A current limitation of the API is that requests seeking output from more than one service, for example Deprivation Index and Geocode, can only be run in synchronous mode, with no more than 300 addresses per request in order to prevent the system from timing out. The asynchronous mode for a single service does not limit the number of records. The geomarker functionality does not offer a visual presentation of the output, for example using a map. A separate initiative addresses this need.
Conclusion
The HIPAA-compliant, Self-Service Geomarker functionality builds on the strong success of DeGAUSS and offers a user-friendly framework to expand the use of geocoding. The application can be accessed by an API, enabling automated access for regular processes that benefit from geocoded output. Users provided insights into the features that are most utilized and shared comments highlighting the benefits of the application.
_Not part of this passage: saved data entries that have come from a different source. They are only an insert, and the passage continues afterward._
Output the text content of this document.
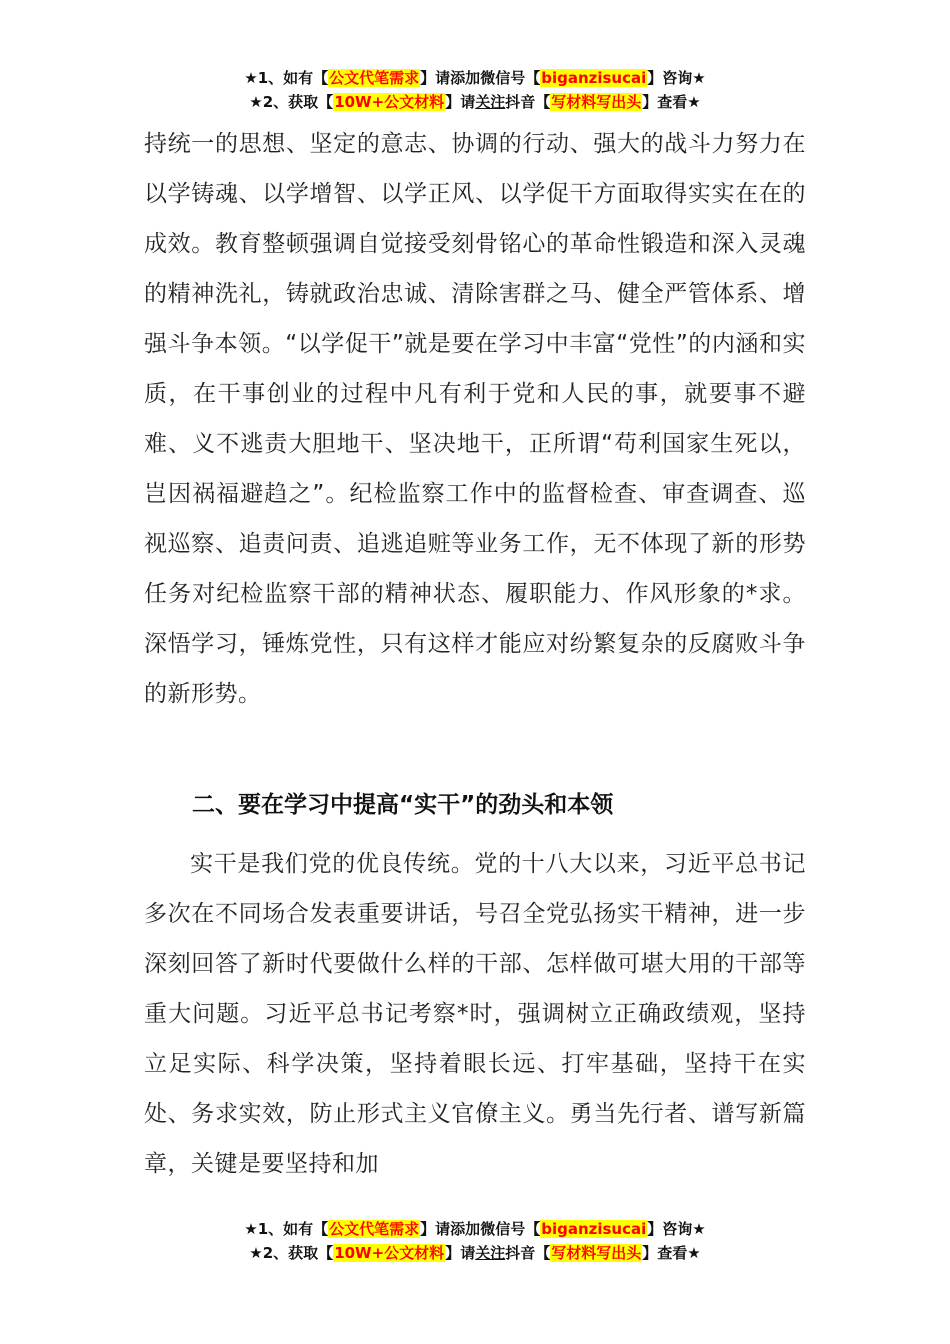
★1、如有【公文代笔需求】请添加微信号【biganzisucai】咨询★
★2、获取【10W+公文材料】请关注抖音【写材料写出头】查看★
持统一的思想、坚定的意志、协调的行动、强大的战斗力努力在以学铸魂、以学增智、以学正风、以学促干方面取得实实在在的成效。教育整顿强调自觉接受刻骨铭心的革命性锻造和深入灵魂的精神洗礼，铸就政治忠诚、清除害群之马、健全严管体系、增强斗争本领。“以学促干”就是要在学习中丰富“党性”的内涵和实质，在干事创业的过程中凡有利于党和人民的事，就要事不避难、义不逃责大胆地干、坚决地干，正所谓“苟利国家生死以，岂因祸福避趋之”。纪检监察工作中的监督检查、审查调查、巡视巡察、追责问责、追逃追赃等业务工作，无不体现了新的形势任务对纪检监察干部的精神状态、履职能力、作风形象的*求。深悟学习，锤炼党性，只有这样才能应对纷繁复杂的反腐败斗争的新形势。
二、要在学习中提高“实干”的劲头和本领
实干是我们党的优良传统。党的十八大以来，习近平总书记多次在不同场合发表重要讲话，号召全党弘扬实干精神，进一步深刻回答了新时代要做什么样的干部、怎样做可堪大用的干部等重大问题。习近平总书记考察*时，强调树立正确政绩观，坚持立足实际、科学决策，坚持着眼长远、打牢基础，坚持干在实处、务求实效，防止形式主义官僚主义。勇当先行者、谱写新篇章，关键是要坚持和加
★1、如有【公文代笔需求】请添加微信号【biganzisucai】咨询★
★2、获取【10W+公文材料】请关注抖音【写材料写出头】查看★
The application is available through a GPL 3 license and may be accessed at https://github.com/ChildrensMercyResearchInstitute/geomarker.
Acknowledgments
We appreciate the assistance of Hope Davis, Luna Varela, Sadie Easter, and Jenny Wilkerson.
Author contributions
Harpreet Gill: Conceptualization, Formal analysis, Project administration, Software, Supervision, Writing-original draft, Writing-review & editing; Kevin Power: Conceptualization, Formal analysis, Investigation, Project administration, Software, Supervision, Visualization, Writing-original draft, Writing-review & editing; Catherine Jackson: Project administration, Supervision, Writing-original draft; Jared Johnson: Formal analysis, Methodology, Software, Visualization, Writing-original draft, Writing-review & editing; Matthew Llewelyn: Investigation, Software, Writing-original draft, Writing-review & editing; Kushal Vallambhatla: Data curation, Investigation, Methodology, Software, Visualization, Writing-original draft, Writing-review & editing; Natalie Kane: Investigation, Methodology, Writing-original draft; Jeffrey Thompson: Investigation, Project administration, Supervision, Writing-original draft, Writing-review & editing; Kelechi Anuforo: Data curation, Formal analysis, Investigation, Writing-original draft; Cole Brokamp: Methodology, Writing-original draft, Writing-review & editing; Mark Hoffman: Conceptualization, Formal analysis, Funding acquisition, Investigation, Methodology, Project administration, Supervision, Writing-original draft, Writing-review & editing.
Funding statement
This work was funded by NIH 5UL1TR002366.
Competing interests
There are no conflicts of interest to report.